The request find a word with 8 letters containing no letter U could be split up into:

  1. Find all the 5 letter words
  2. Make sure there is no D in it

The nice thing about simple string processing (lines of text or simple words) is the length function (ok you might have to preprocess your Draft for the words)
A simple python script for illustration (tested on my iPad with Pyto)

use_file = False
if use_file:
    words = open ('wordlist.txt').split('\n')     #| get every word from a file, one per line
else:
    words ="""dachshund
hinterland
Zettelkasten
kaputt
angst
geist
rucksack
""".split('\n')

# get search requests input
search_lenght = int( input('how many characters: ')) 
search_not_in_letter_s = input('the forbidden character: ')
for word in words:             #| process every word
    if len(word) == search_lenght:       
         for  search_not_in_letter in search_not_in_letter_s:
             if word.find( search_not_in_letter ) == -1: #| this excludes a letter on ANY position of the word, use a positive number to search for a specific position
                print(f'- found {word}')

Example call:

Page up
how many characters: 5
the forbidden character: d
- found angst
- found geist
>>> 

Is this helpfull?

Are you sure? Surely those two steps give you 5 letter words with no D, not 8 letter words with a U as you state in the sentence that precedes it.

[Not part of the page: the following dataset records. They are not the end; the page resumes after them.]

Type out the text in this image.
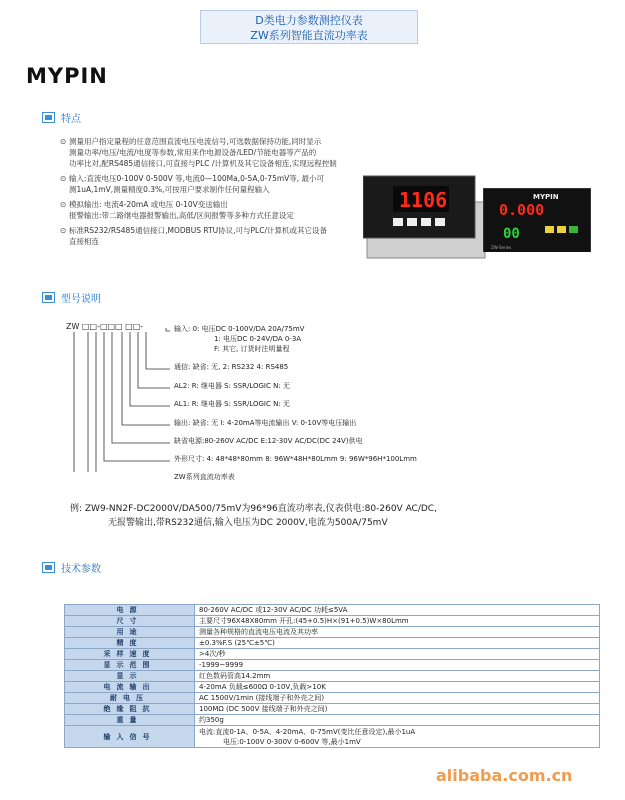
D类电力参数测控仪表
ZW系列智能直流功率表
MYPIN
特点
⊙ 测量用户指定量程的任意范围直流电压电流信号,可选数据保持功能,同时显示
测量功率/电压/电流/电度等参数,常用来作电源设备/LED/节能电器等产品的
功率比对,配RS485通信接口,可直接与PLC /计算机及其它设备相连,实现远程控制
⊙ 输入:直流电压0-100V 0-500V 等,电流0—100Ma,0-5A,0-75mV等, 最小可
测1uA,1mV,测量精度0.3%,可按用户要求制作任何量程输入
⊙ 模拟输出: 电流4-20mA 或电压 0-10V变送输出
报警输出:带二路继电器报警输出,高低/区间报警等多种方式任意设定
⊙ 标准RS232/RS485通信接口,MODBUS RTU协议,可与PLC/计算机或其它设备
直接相连
1106	MYPIN
0.000
00
ZW-Series
型号说明
ZW □□-□□□ □□-	输入: 0: 电压DC 0-100V/DA 20A/75mV
1: 电压DC 0-24V/DA 0-3A
F: 其它, 订货时注明量程
通信: 缺省: 无, 2: RS232 4: RS485
AL2: R: 继电器 S: SSR/LOGIC N: 无
AL1: R: 继电器 S: SSR/LOGIC N: 无
输出: 缺省: 无 I: 4-20mA等电流输出 V: 0-10V等电压输出
缺省电源:80-260V AC/DC E:12-30V AC/DC(DC 24V)供电
外形尺寸: 4: 48*48*80mm 8: 96W*48H*80Lmm 9: 96W*96H*100Lmm
ZW系列直流功率表
例: ZW9-NN2F-DC2000V/DA500/75mV为96*96直流功率表,仪表供电:80-260V AC/DC,
无报警输出,带RS232通信,输入电压为DC 2000V,电流为500A/75mV
技术参数
电源	80-260V AC/DC 或12-30V AC/DC 功耗≤5VA

尺寸	主要尺寸96X48X80mm 开孔:(45+0.5)H×(91+0.5)W×80Lmm

用途	测量各种规格的直流电压电流及其功率

精度	±0.3%F.S (25℃±5℃)

采样速度	>4次/秒

显示范围	-1999~9999

显示	红色数码管高14.2mm

电流输出	4-20mA 负载≤600Ω 0-10V,负载>10K

耐电压	AC 1500V/1min (接线端子和外壳之间)

绝缘阻抗	100MΩ (DC 500V 接线端子和外壳之间)

重量	约350g

输入信号	电流:直流0-1A、0-5A、4-20mA、0-75mV(变比任意设定),最小1uA
电压:0-100V 0-300V 0-600V 等,最小1mV
alibaba.com.cn
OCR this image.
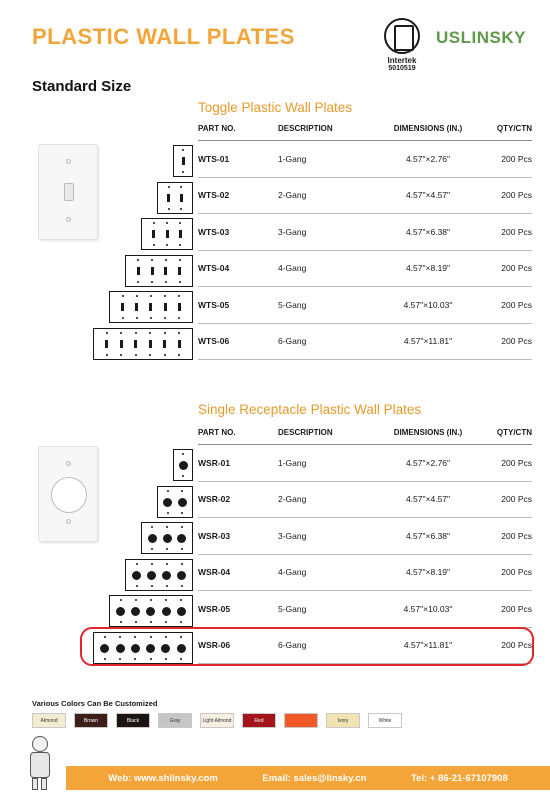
PLASTIC WALL PLATES
Intertek
5010519
USLINSKY
Standard Size
Toggle Plastic Wall Plates
PART NO.	DESCRIPTION	DIMENSIONS (IN.)	QTY/CTN
WTS-01	1-Gang	4.57"×2.76"	200 Pcs
WTS-02	2-Gang	4.57"×4.57"	200 Pcs
WTS-03	3-Gang	4.57"×6.38"	200 Pcs
WTS-04	4-Gang	4.57"×8.19"	200 Pcs
WTS-05	5-Gang	4.57"×10.03"	200 Pcs
WTS-06	6-Gang	4.57"×11.81"	200 Pcs
Single Receptacle Plastic Wall Plates
PART NO.	DESCRIPTION	DIMENSIONS (IN.)	QTY/CTN
WSR-01	1-Gang	4.57"×2.76"	200 Pcs
WSR-02	2-Gang	4.57"×4.57"	200 Pcs
WSR-03	3-Gang	4.57"×6.38"	200 Pcs
WSR-04	4-Gang	4.57"×8.19"	200 Pcs
WSR-05	5-Gang	4.57"×10.03"	200 Pcs
WSR-06	6-Gang	4.57"×11.81"	200 Pcs
Various Colors Can Be Customized
Almond	Brown	Black	Gray	Light Almond	Red	Ivory	White
Web: www.shlinsky.com	Email: sales@linsky.cn	Tel: + 86-21-67107908
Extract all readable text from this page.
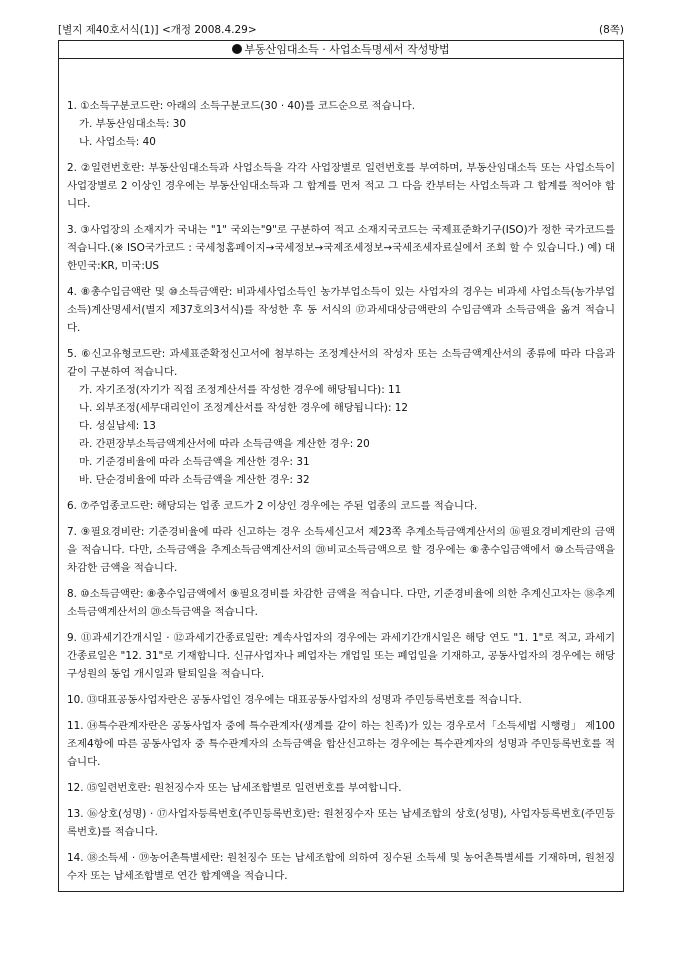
[별지 제40호서식(1)] <개정 2008.4.29>	(8쪽)
부동산임대소득 · 사업소득명세서 작성방법
1. ①소득구분코드란: 아래의 소득구분코드(30 · 40)를 코드순으로 적습니다.
가. 부동산임대소득: 30
나. 사업소득: 40
2. ②일련번호란: 부동산임대소득과 사업소득을 각각 사업장별로 일련번호를 부여하며, 부동산임대소득 또는 사업소득이 사업장별로 2 이상인 경우에는 부동산임대소득과 그 합계를 먼저 적고 그 다음 칸부터는 사업소득과 그 합계를 적어야 합니다.
3. ③사업장의 소재지가 국내는 "1" 국외는"9"로 구분하여 적고 소재지국코드는 국제표준화기구(ISO)가 정한 국가코드를 적습니다.(※ ISO국가코드 : 국세청홈페이지→국세정보→국제조세정보→국세조세자료실에서 조회 할 수 있습니다.) 예) 대한민국:KR, 미국:US
4. ⑧총수입금액란 및 ⑩소득금액란: 비과세사업소득인 농가부업소득이 있는 사업자의 경우는 비과세 사업소득(농가부업소득)계산명세서(별지 제37호의3서식)를 작성한 후 동 서식의 ⑰과세대상금액란의 수입금액과 소득금액을 옮겨 적습니다.
5. ⑥신고유형코드란: 과세표준확정신고서에 첨부하는 조정계산서의 작성자 또는 소득금액계산서의 종류에 따라 다음과 같이 구분하여 적습니다.
가. 자기조정(자기가 직접 조정계산서를 작성한 경우에 해당됩니다): 11
나. 외부조정(세무대리인이 조정계산서를 작성한 경우에 해당됩니다): 12
다. 성실납세: 13
라. 간편장부소득금액계산서에 따라 소득금액을 계산한 경우: 20
마. 기준경비율에 따라 소득금액을 계산한 경우: 31
바. 단순경비율에 따라 소득금액을 계산한 경우: 32
6. ⑦주업종코드란: 해당되는 업종 코드가 2 이상인 경우에는 주된 업종의 코드를 적습니다.
7. ⑨필요경비란: 기준경비율에 따라 신고하는 경우 소득세신고서 제23쪽 추계소득금액계산서의 ⑯필요경비계란의 금액을 적습니다. 다만, 소득금액을 추계소득금액계산서의 ⑳비교소득금액으로 할 경우에는 ⑧총수입금액에서 ⑩소득금액을 차감한 금액을 적습니다.
8. ⑩소득금액란: ⑧총수입금액에서 ⑨필요경비를 차감한 금액을 적습니다. 다만, 기준경비율에 의한 추계신고자는 ⑱추계소득금액계산서의 ⑳소득금액을 적습니다.
9. ⑪과세기간개시일 · ⑫과세기간종료일란: 계속사업자의 경우에는 과세기간개시일은 해당 연도 "1. 1"로 적고, 과세기간종료일은 "12. 31"로 기재합니다. 신규사업자나 폐업자는 개업일 또는 폐업일을 기재하고, 공동사업자의 경우에는 해당 구성원의 동업 개시일과 탈퇴일을 적습니다.
10. ⑬대표공동사업자란은 공동사업인 경우에는 대표공동사업자의 성명과 주민등록번호를 적습니다.
11. ⑭특수관계자란은 공동사업자 중에 특수관계자(생계를 같이 하는 친족)가 있는 경우로서「소득세법 시행령」 제100조제4항에 따른 공동사업자 중 특수관계자의 소득금액을 합산신고하는 경우에는 특수관계자의 성명과 주민등록번호를 적습니다.
12. ⑮일련번호란: 원천징수자 또는 납세조합별로 일련번호를 부여합니다.
13. ⑯상호(성명) · ⑰사업자등록번호(주민등록번호)란: 원천징수자 또는 납세조합의 상호(성명), 사업자등록번호(주민등록번호)를 적습니다.
14. ⑱소득세 · ⑲농어촌특별세란: 원천징수 또는 납세조합에 의하여 징수된 소득세 및 농어촌특별세를 기재하며, 원천징수자 또는 납세조합별로 연간 합계액을 적습니다.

To extrapolate out your steps to the original request, I believe you would have the following for complete matching:

  1. Match all the 3-7 letter words; though given the word list is predefined for this purpose I suspect that no such match needs to be automated.
  2. Retrieve each word from the list and check that it has “u” as the middle character; not contains “u”, but explicitly is the middle character as per the definition and examples in the first post.
  3. If the middle letter is “u”, check that all letters can be found at least an equal number of times in the original word; we can’t use a letter twice if it only appears once in the original word for example.
  4. Store/output words that have successfully been matched against the above points.

I aimed at describing my concept not solving the original problem.

I edited my parts of the thread.

Hope that does not mess up everything.